My first true friend, and it was all a lie.

All he wanted was for us to become friends, to learn about my family, through me. It fits too perfectly to not be the case.

It explains why he wouldn’t give up his last name, why he asked me about my family, and why he even talked to me in the first place.

I know what I should do. I should tell Dad everything, starting with meeting Yeonjun in the bathroom of the bar.

The diner. Swimming. Hanging out at my place.

I need to tell him about all of it.

I haven’t done anything wrong yet. Sure, I snuck him into our house, but I was with him the entire time. He couldn’t have done anything. Right now, I haven’t messed up at all.

I fell for the scheme, sure, but they can’t get too mad at me for that. What I do now is what really matters.

I have to tell Dad. But I know what’ll happen if I do. It’ll lead Vince or someone else to Yeonjun.

They’ll kill him.

I also haven’t been able to stop thinking about Kai. I’ve been adjacent to death for so long, but that was the first time I saw it up close.
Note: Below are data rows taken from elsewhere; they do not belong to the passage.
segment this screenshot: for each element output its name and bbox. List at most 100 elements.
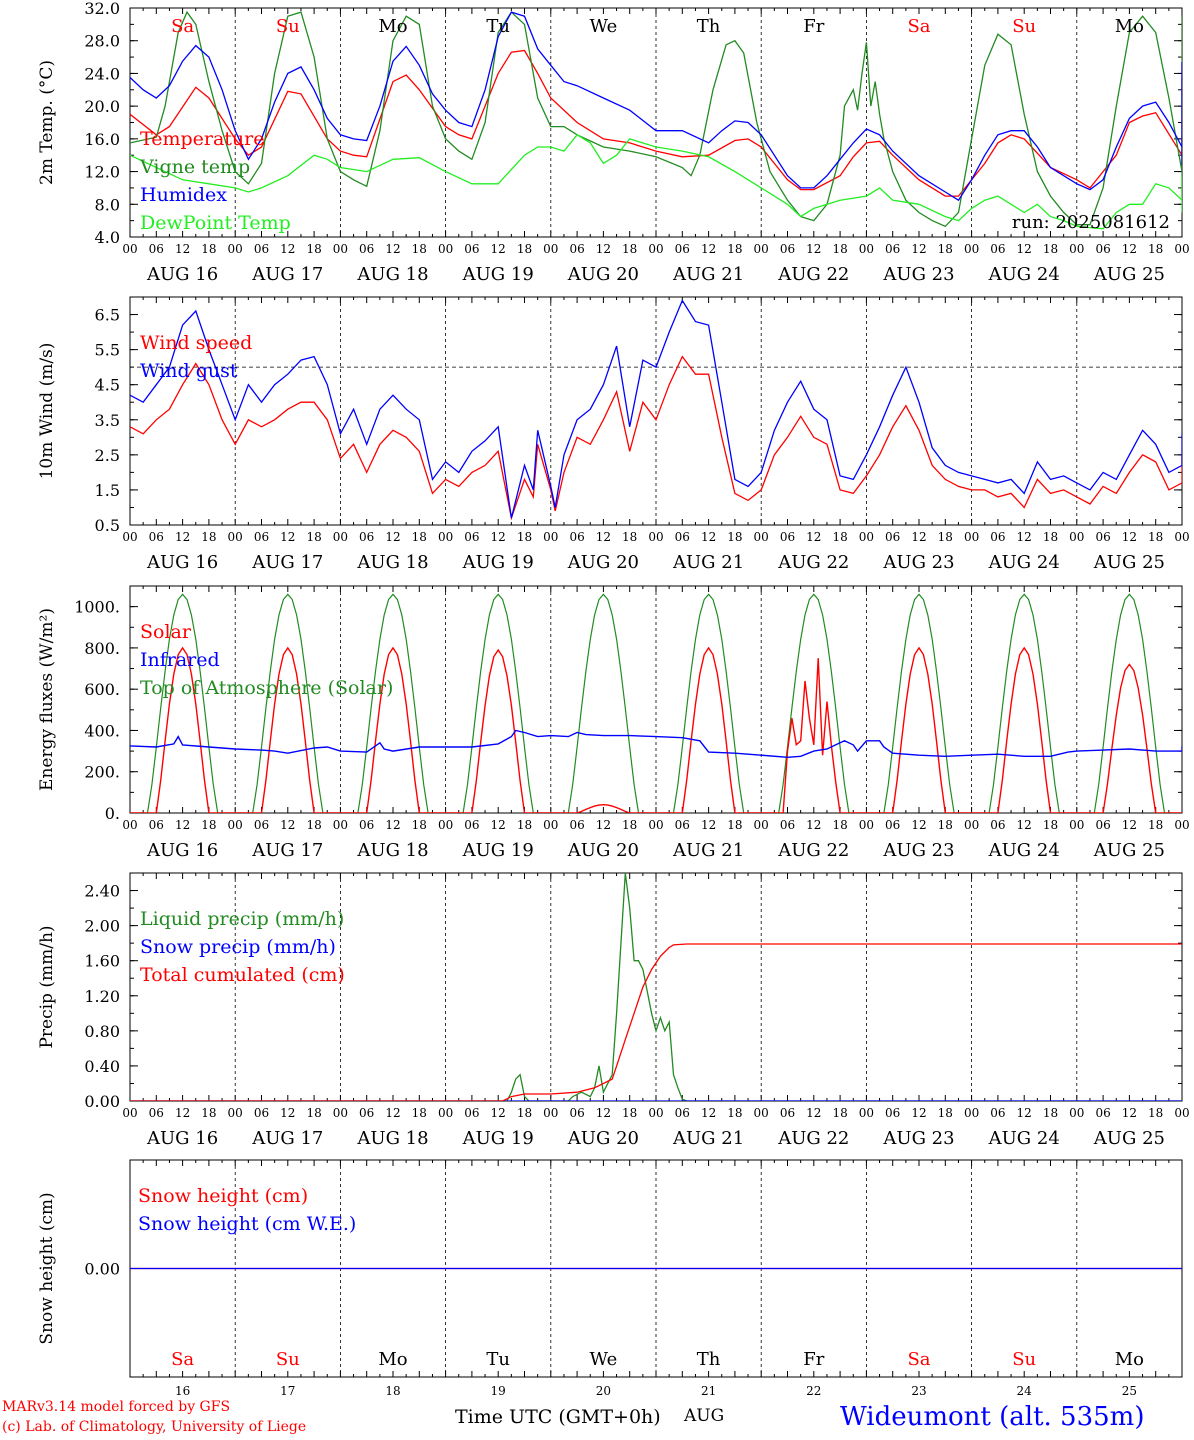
x-hour-label: 12	[1017, 1106, 1032, 1120]
x-date-label: AUG 19	[462, 1128, 534, 1149]
x-date-label: AUG 19	[462, 552, 534, 573]
dow-label: We	[590, 1349, 618, 1370]
x-hour-label: 12	[1122, 1106, 1137, 1120]
dow-label: Sa	[171, 1349, 194, 1370]
x-hour-label: 00	[754, 818, 769, 832]
x-hour-label: 06	[885, 1106, 900, 1120]
x-hour-label: 06	[464, 1106, 479, 1120]
legend-entry: Solar	[140, 621, 192, 643]
y-tick-label: 200.	[84, 763, 120, 782]
legend-entry: Liquid precip (mm/h)	[140, 908, 344, 930]
x-date-label: AUG 16	[146, 264, 218, 285]
series-line	[130, 10, 1182, 228]
dow-label: Tu	[486, 1349, 510, 1370]
x-date-label: AUG 21	[672, 552, 744, 573]
y-axis-title: 10m Wind (m/s)	[37, 343, 57, 480]
x-day-number: 18	[385, 1384, 400, 1398]
dow-label: Mo	[1115, 16, 1144, 37]
x-hour-label: 00	[754, 242, 769, 256]
x-hour-label: 12	[491, 1106, 506, 1120]
x-hour-label: 00	[648, 530, 663, 544]
legend-entry: DewPoint Temp	[140, 212, 291, 234]
x-hour-label: 06	[675, 1106, 690, 1120]
x-hour-label: 00	[438, 242, 453, 256]
x-hour-label: 00	[1174, 818, 1189, 832]
x-hour-label: 12	[911, 818, 926, 832]
x-hour-label: 12	[385, 1106, 400, 1120]
y-tick-label: 1.60	[84, 952, 120, 971]
x-hour-label: 00	[228, 530, 243, 544]
y-tick-label: 4.5	[95, 376, 120, 395]
y-tick-label: 1000.	[74, 598, 120, 617]
x-hour-label: 12	[596, 818, 611, 832]
x-hour-label: 18	[832, 530, 847, 544]
y-tick-label: 2.40	[84, 882, 120, 901]
x-hour-label: 00	[543, 1106, 558, 1120]
x-hour-label: 06	[254, 242, 269, 256]
x-hour-label: 12	[911, 530, 926, 544]
x-date-label: AUG 18	[356, 264, 428, 285]
run-label: run: 2025081612	[1012, 212, 1170, 233]
x-hour-label: 18	[727, 1106, 742, 1120]
x-hour-label: 06	[885, 530, 900, 544]
panel-2: 0.5 1.5 2.5 3.5 4.5 5.5 6.5 10m Wind (m/s) 00 06 1…	[37, 296, 1190, 573]
dow-label: Mo	[378, 1349, 407, 1370]
x-hour-label: 00	[859, 242, 874, 256]
x-date-label: AUG 19	[462, 264, 534, 285]
x-hour-label: 12	[806, 818, 821, 832]
legend-entry: Top of Atmosphere (Solar)	[140, 677, 393, 699]
x-hour-label: 18	[727, 242, 742, 256]
x-hour-label: 12	[280, 530, 295, 544]
x-date-label: AUG 18	[356, 552, 428, 573]
y-tick-label: 0.	[105, 804, 120, 823]
x-hour-label: 18	[1148, 818, 1163, 832]
x-date-label: AUG 20	[567, 1128, 639, 1149]
y-tick-label: 32.0	[84, 0, 120, 18]
x-date-label: AUG 23	[882, 552, 954, 573]
y-axis-title: Precip (mm/h)	[37, 925, 57, 1048]
x-hour-label: 18	[622, 242, 637, 256]
x-hour-label: 00	[228, 242, 243, 256]
x-hour-label: 18	[622, 530, 637, 544]
x-hour-label: 18	[517, 818, 532, 832]
x-hour-label: 00	[964, 242, 979, 256]
x-date-label: AUG 18	[356, 1128, 428, 1149]
x-hour-label: 06	[885, 242, 900, 256]
y-tick-label: 28.0	[84, 32, 120, 51]
x-hour-label: 06	[1095, 1106, 1110, 1120]
y-axis-title: Energy fluxes (W/m²)	[37, 608, 57, 791]
x-hour-label: 00	[122, 818, 137, 832]
y-tick-label: 800.	[84, 639, 120, 658]
x-hour-label: 18	[1043, 818, 1058, 832]
x-hour-label: 00	[333, 242, 348, 256]
x-hour-label: 18	[832, 1106, 847, 1120]
x-hour-label: 00	[964, 1106, 979, 1120]
x-hour-label: 18	[1043, 242, 1058, 256]
dow-label: Sa	[907, 1349, 930, 1370]
dow-label: Su	[276, 16, 300, 37]
x-hour-label: 06	[359, 242, 374, 256]
legend-entry: Wind gust	[140, 360, 238, 382]
x-axis-month: AUG	[684, 1406, 725, 1426]
x-hour-label: 18	[517, 1106, 532, 1120]
dow-label: Th	[697, 16, 721, 37]
x-hour-label: 00	[648, 818, 663, 832]
x-date-label: AUG 22	[777, 264, 849, 285]
y-tick-label: 0.5	[95, 516, 120, 535]
legend-entry: Vigne temp	[139, 156, 250, 178]
x-hour-label: 00	[964, 818, 979, 832]
x-hour-label: 00	[543, 818, 558, 832]
x-hour-label: 00	[1174, 242, 1189, 256]
x-hour-label: 00	[543, 242, 558, 256]
x-hour-label: 00	[333, 818, 348, 832]
series-line-infrared	[130, 729, 1182, 759]
x-hour-label: 12	[806, 242, 821, 256]
x-hour-label: 00	[1069, 818, 1084, 832]
x-hour-label: 00	[859, 530, 874, 544]
x-date-label: AUG 25	[1093, 264, 1165, 285]
x-hour-label: 06	[1095, 242, 1110, 256]
x-hour-label: 00	[333, 1106, 348, 1120]
x-date-label: AUG 24	[988, 264, 1060, 285]
x-hour-label: 00	[1069, 530, 1084, 544]
x-date-label: AUG 17	[251, 1128, 323, 1149]
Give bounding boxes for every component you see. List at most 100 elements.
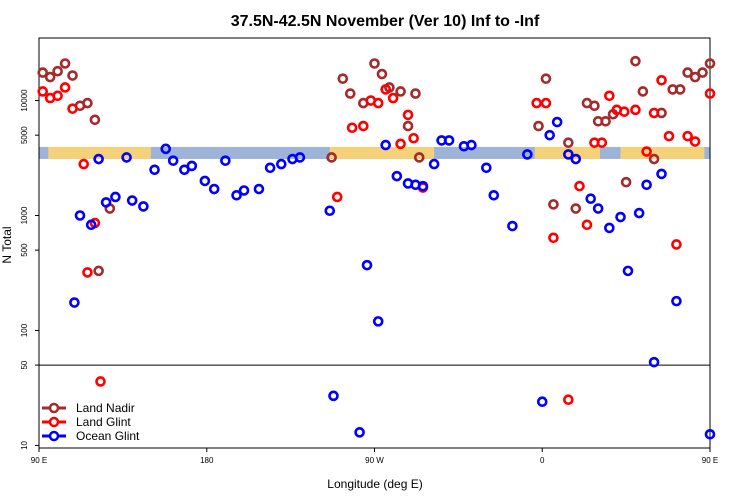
- point-land-nadir: [704, 58, 716, 69]
- x-axis-label: Longitude (deg E): [327, 477, 422, 491]
- map-band-land: [329, 146, 435, 159]
- point-ocean-glint: [231, 189, 242, 201]
- point-ocean-glint: [570, 153, 582, 165]
- point-land-glint: [331, 191, 343, 203]
- point-land-nadir: [82, 97, 93, 109]
- point-land-nadir: [648, 153, 660, 165]
- legend-label-land-glint: Land Glint: [76, 415, 131, 429]
- point-land-nadir: [630, 55, 641, 67]
- point-land-nadir: [689, 71, 701, 83]
- point-ocean-glint: [199, 175, 211, 187]
- point-ocean-glint: [354, 427, 365, 438]
- point-ocean-glint: [110, 191, 121, 203]
- point-ocean-glint: [604, 222, 615, 234]
- point-land-glint: [358, 120, 369, 132]
- point-ocean-glint: [328, 390, 339, 402]
- point-ocean-glint: [220, 155, 231, 166]
- point-land-nadir: [402, 120, 414, 132]
- point-ocean-glint: [648, 356, 660, 368]
- point-land-glint: [656, 75, 667, 86]
- point-land-glint: [682, 130, 693, 142]
- point-land-nadir: [697, 67, 708, 78]
- point-ocean-glint: [69, 297, 80, 308]
- point-land-nadir: [674, 84, 686, 95]
- point-ocean-glint: [138, 201, 149, 212]
- legend-label-land-nadir: Land Nadir: [76, 401, 135, 415]
- point-land-nadir: [37, 67, 49, 78]
- point-ocean-glint: [208, 183, 220, 195]
- point-land-glint: [82, 267, 93, 278]
- point-ocean-glint: [167, 155, 179, 166]
- legend-marker-land-nadir: [48, 402, 60, 414]
- point-ocean-glint: [622, 265, 634, 277]
- point-land-glint: [596, 137, 608, 148]
- point-land-nadir: [376, 68, 388, 80]
- point-land-glint: [563, 394, 574, 405]
- point-ocean-glint: [507, 220, 518, 232]
- point-land-glint: [618, 106, 630, 117]
- point-land-nadir: [326, 152, 337, 163]
- point-land-glint: [548, 232, 559, 244]
- y-tick-label-10: 10: [20, 440, 29, 449]
- point-land-glint: [574, 180, 585, 192]
- point-ocean-glint: [264, 162, 276, 174]
- point-land-nadir: [44, 71, 56, 83]
- point-land-nadir: [620, 176, 632, 188]
- point-ocean-glint: [633, 207, 645, 219]
- point-land-glint: [387, 92, 399, 104]
- x-tick-label-180: 180: [200, 456, 214, 465]
- point-land-glint: [95, 376, 106, 387]
- point-land-nadir: [570, 203, 582, 214]
- point-ocean-glint: [74, 210, 86, 221]
- point-land-glint: [540, 97, 552, 109]
- point-ocean-glint: [276, 158, 287, 170]
- point-land-nadir: [369, 58, 380, 69]
- point-land-glint: [67, 103, 78, 114]
- point-ocean-glint: [641, 179, 652, 191]
- point-land-glint: [59, 82, 71, 93]
- point-ocean-glint: [488, 189, 500, 201]
- legend-label-ocean-glint: Ocean Glint: [76, 429, 140, 443]
- point-land-nadir: [540, 73, 552, 84]
- point-land-nadir: [67, 70, 78, 81]
- point-ocean-glint: [294, 152, 306, 163]
- point-ocean-glint: [671, 295, 682, 307]
- point-land-nadir: [93, 265, 104, 277]
- legend-marker-land-glint: [48, 416, 60, 428]
- point-land-glint: [648, 107, 660, 119]
- point-ocean-glint: [443, 135, 455, 146]
- point-ocean-glint: [324, 205, 336, 217]
- point-land-glint: [663, 130, 675, 142]
- point-ocean-glint: [466, 139, 477, 151]
- point-ocean-glint: [85, 219, 97, 231]
- point-ocean-glint: [551, 116, 563, 128]
- point-ocean-glint: [100, 197, 112, 208]
- point-ocean-glint: [585, 193, 597, 205]
- point-land-nadir: [589, 100, 600, 112]
- point-land-glint: [641, 146, 652, 157]
- point-ocean-glint: [372, 316, 384, 327]
- x-tick-label-0: 0: [540, 456, 545, 465]
- point-land-glint: [346, 122, 358, 134]
- legend-marker-ocean-glint: [48, 430, 60, 442]
- point-ocean-glint: [428, 158, 440, 170]
- point-ocean-glint: [253, 183, 265, 195]
- y-tick-label-50: 50: [20, 360, 29, 369]
- point-ocean-glint: [615, 211, 626, 223]
- point-ocean-glint: [417, 180, 429, 192]
- x-tick-label-90-e: 90 E: [31, 456, 47, 465]
- point-ocean-glint: [186, 160, 198, 172]
- point-land-nadir: [344, 88, 356, 99]
- x-axis-ticks: 90 E 180 90 W 0 90 E: [31, 448, 718, 465]
- data-points: [37, 55, 716, 440]
- point-ocean-glint: [391, 170, 403, 182]
- legend-entry-land-nadir: Land Nadir: [42, 401, 135, 415]
- legend-entry-ocean-glint: Ocean Glint: [42, 429, 140, 443]
- point-land-glint: [630, 104, 641, 116]
- y-tick-label-5000: 5000: [20, 126, 29, 144]
- point-land-glint: [380, 84, 391, 95]
- point-land-glint: [408, 132, 419, 144]
- point-land-nadir: [337, 73, 349, 84]
- point-land-glint: [689, 136, 701, 147]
I mean, I looked away, and didn’t look at him again. As a crowd we quickly moved away, because death is necessary but ugly.

Vince and someone else, along with Taehyun, dealt with the body (burned, to leave no evidence). I waited in Taehyun car.

Someone I sort of know was murdered.

And I’m supposed to not care about it.

I do, though. So much. I haven’t been able to sleep properly, and the sleep I do get is plagued with nightmares. I’ve pretty much given up on eating; it makes me feel too queasy.

I think I’ve lost a few pounds, as I can now see my ribs jutting out even when I’m in a T-shirt.

I think that’s part of the reason I’m not mad at Yeonjun. He might’ve tried to trick me, but a man died.

It puts things into perspective.

I mean, I am angry at him, but that’s not my main emotion. Mostly, I’m confused. Because our connection feels so real to me. Even knowing about this scheme, it still feels real.

Maybe he’s just a really good actor.

So I want to talk to him. Because I need to be sure about this. Like, maybe this is all in my head. Maybe he isn’t a Choi, and it’s just a coincidence it lines up so well.

Because if he’s been trying to betray me this whole time, he’s a freaking incredible actor.

I’m going to hear him out. But there can’t be any more secrets between us.

He needs to tell me who he is.

I have a plan. I’m going to talk to him tonight at the dance and find out who he is. If he’s a Choi, I’m going to drop him from my life. I’ll ghost him if I need to.